Beginning in earnest in mid-August, four librarians including Gina Bastone, Roxanne Bogucka, Lydia Fletcher, and myself sat together at a table in the Physics, Math and Astronomy Library to brainstorm ideas and organize what would turn out to be an amazing experience and very meaningful event. The event drew more than 45 participants from across campus to learn about the Wikipedia editing process and get inaugural edits under their belts. 

To organize a successful Edit-a-thon event requires considerable planning in addition to forethought and purpose. Some of the initial goals were to improve the visibility of women in STEM fields, to teach first-time editors the quirks of Wikipedia editing, and to democratize the process of editing Wikipedia, which itself is largely contributed to by cis white men. Creating an accessible and drop-in event where folks could learn something, grab some food, and edit in between classes was also a priority. Starting the research process, identifying useful Wikipedia-friendly sources on top of creating content was a high order to meet in addition to orienting participants to the editing process. Reflecting on our cumulative past experience it was agreed that structuring the event to be largely self-guided was the best approach. Recognizing that the average participant may spend about an hour between classes at the Edit-a-thon, librarians identified pages that required editing and organizing sources ahead of time, focusing specifically on local women in STEM. We reached out to campus groups such as Women in Physics, Gender & Sexuality Center, and CNS-Q, who proved helpful by enthusiastically providing support in word of mouth and extra sustenance on the day of the Edit-a-thon.

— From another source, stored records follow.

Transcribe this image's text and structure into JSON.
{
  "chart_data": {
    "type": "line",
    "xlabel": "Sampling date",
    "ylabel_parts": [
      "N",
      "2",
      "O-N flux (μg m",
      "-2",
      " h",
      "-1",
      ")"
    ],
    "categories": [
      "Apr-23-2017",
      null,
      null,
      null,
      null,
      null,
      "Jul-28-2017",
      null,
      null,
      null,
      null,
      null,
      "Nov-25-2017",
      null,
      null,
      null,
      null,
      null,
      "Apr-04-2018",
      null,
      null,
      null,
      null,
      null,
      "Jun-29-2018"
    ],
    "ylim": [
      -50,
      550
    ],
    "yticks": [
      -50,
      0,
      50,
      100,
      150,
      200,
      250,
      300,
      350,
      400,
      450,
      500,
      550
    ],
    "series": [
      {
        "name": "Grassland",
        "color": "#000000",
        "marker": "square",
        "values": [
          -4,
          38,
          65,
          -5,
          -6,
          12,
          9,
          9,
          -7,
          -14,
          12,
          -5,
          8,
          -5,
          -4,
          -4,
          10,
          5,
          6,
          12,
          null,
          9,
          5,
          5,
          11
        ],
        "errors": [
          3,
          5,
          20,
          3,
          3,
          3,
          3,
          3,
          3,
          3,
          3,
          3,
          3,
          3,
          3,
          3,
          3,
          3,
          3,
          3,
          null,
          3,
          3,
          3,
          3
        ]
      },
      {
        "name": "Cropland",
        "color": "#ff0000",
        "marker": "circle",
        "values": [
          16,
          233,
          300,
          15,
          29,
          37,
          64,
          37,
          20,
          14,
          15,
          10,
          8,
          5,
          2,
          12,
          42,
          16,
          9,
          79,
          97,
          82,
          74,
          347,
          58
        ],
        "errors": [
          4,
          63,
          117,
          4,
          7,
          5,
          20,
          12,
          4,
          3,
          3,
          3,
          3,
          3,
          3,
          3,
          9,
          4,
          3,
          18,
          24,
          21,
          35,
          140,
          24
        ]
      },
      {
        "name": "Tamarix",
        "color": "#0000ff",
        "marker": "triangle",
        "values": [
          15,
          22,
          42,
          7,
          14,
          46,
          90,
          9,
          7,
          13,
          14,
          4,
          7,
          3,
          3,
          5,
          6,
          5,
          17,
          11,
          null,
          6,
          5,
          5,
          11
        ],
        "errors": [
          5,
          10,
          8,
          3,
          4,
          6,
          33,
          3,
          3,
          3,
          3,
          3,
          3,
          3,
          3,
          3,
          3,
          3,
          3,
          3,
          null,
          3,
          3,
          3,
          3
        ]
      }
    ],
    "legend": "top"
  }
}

One of the event organizers guides a participant through the structure of a Wikipedia article.

We organized the day through a system of Google Drive links and physical sticky notes to ensure that only one person would be editing one article at a time, while retaining the ability to have more than one contributor to each article on the day. Using this system of sticky notes to identify topics for editing, each person would grab a note with a unique scientist’s name off the board, hold on to it while editing that topic and then return it to the board if the entry still needed further edits. The Google Drive folder contained supporting material for our selected topics in addition to a wealth of curated training documents. Many of these training documents were reused and can be reused again in the future. These tools allowed us to plan and coordinate an event without having a required time for a formal demonstration. 

Three of the event organizers standing in front of the whiteboard used to organize topics.

The Edit-a-thon was wildly successful and drew participation from many first-time editors in the College of Natural Sciences. While the turnout was better than we had expected, the true success was in the feedback. All of the respondents to our survey agreed that they had learned about editing Wikipedia and the construction of articles at the event, and 87% said that they plan to continue editing into the future. The goals of the planning group had been met and exceeded, encouraging us to run further events teaching the ins and outs of contributing to Wikipedia.